Taysha’s seed financing was co-led by PBM Capital, the first institutional investor in AveXis, and Nolan Capital, the investment fund of former AveXis CEO Sean Nolan. Nolan serves as chairman of Taysha. Claire Aldridge, associate vice president of commercialization and business development at UT Southwestern, sits on its board of directors.

The company partnered with the UT Southwestern Gene Therapy Program, led by researcher Steven Gray and pediatric neurologist Berge Minassian. Taysha has a pipeline of 15 gene therapy drug candidates, with options at an additional four. The first, for Tay-Sachs disease, is expected to enter clinical trials later this year. Tay-Sachs is a neurodegenerative disorder that presents in infancy and affects one in 320,000 newborns. Early results from preclinical trials show “a significant survival benefit,” said Session.

The company plans to petition the FDA for permission to launch three more clinical trials by the end of 2021, including one for Leigh Syndrome, another neurodegenerative disease that affects just a few thousand patients around the world.

“It’s really a validation of the great science that’s done at UT Southwestern,” said Lauren Tyra, a scientific analyst at Dallas investment firm Green Park & Golf Ventures. UT Southwestern has been on a roll in terms of commercializing its research. In May 2019 pharmaceutical giant Merck bought UT Southwestern cancer drug spinoff Peloton Therapeutics in a $2.2 billion deal. Last June, a Boston-based pharmaceutical company acquired another UT Southwestern spinoff, Exonics Therapeutics, in a deal that could be worth close to $1 billion.
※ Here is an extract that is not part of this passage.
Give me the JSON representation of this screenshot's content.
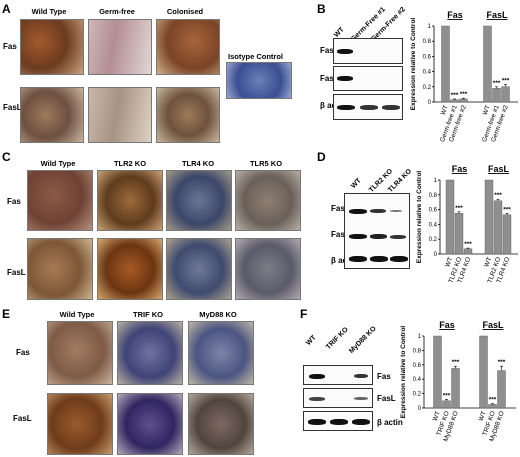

Although each disease targeted by Taysha affects a small number of people, investing in so-called orphan drugs can pay off for companies. AveXis’ drug for spinal muscular atrophy was the highest-priced drug ever, at $2.1 million for a one-time injection, when it debuted last year. “I think any drug company would find that attractive,” Tyra said. “While advocates for lower drug pricing take issue with that, I think there is a rational argument that can be made that that cost is worth it to decrease a child’s suffering, prolong life and reduce the cost of their care overall.”

Tyra added that the new company would help Dallas’ fledgling biotech sector reach critical mass. “One of the reasons Boston does so well,” she said, “is because you have a huge pool of people with experience in biotech looking for their next gig.”

Kasey Woleben, right, held a cup for son Will as daughter Lauren looked on at their home in McKinney in June 2018. Will uses a feeding tube but his parents give him small tastes of food and drinks.
Kasey Woleben, right, held a cup for son Will as daughter Lauren looked on at their home in McKinney in June 2018. Will uses a feeding tube but his parents give him small tastes of food and drinks. (Jae S. Lee / Staff Photographer)

Families of children with rare diseases reacted positively to the news. Kasey Woleben, co-founder of the Rare Village Foundation, which helps families raise money for preclinical work on treatments for their children’s illnesses, said the new company would take a financial burden off families. She and her husband, Doug, raised nearly $1 million for UT Southwestern to conduct initial research on Leigh Syndrome, which affects her 8-year-old son, Will. Initially, she was told she may have to raise as much as $3 million to put the drug through clinical trials. That’s now a responsibility that Taysha will take on.

But Woleben also questioned whether financial interests might now help dictate the timing of clinical trials, trials she has awaited since before her son lost the ability to stand and walk. “Are they going to move as quickly as we want them to? Because these are our children.”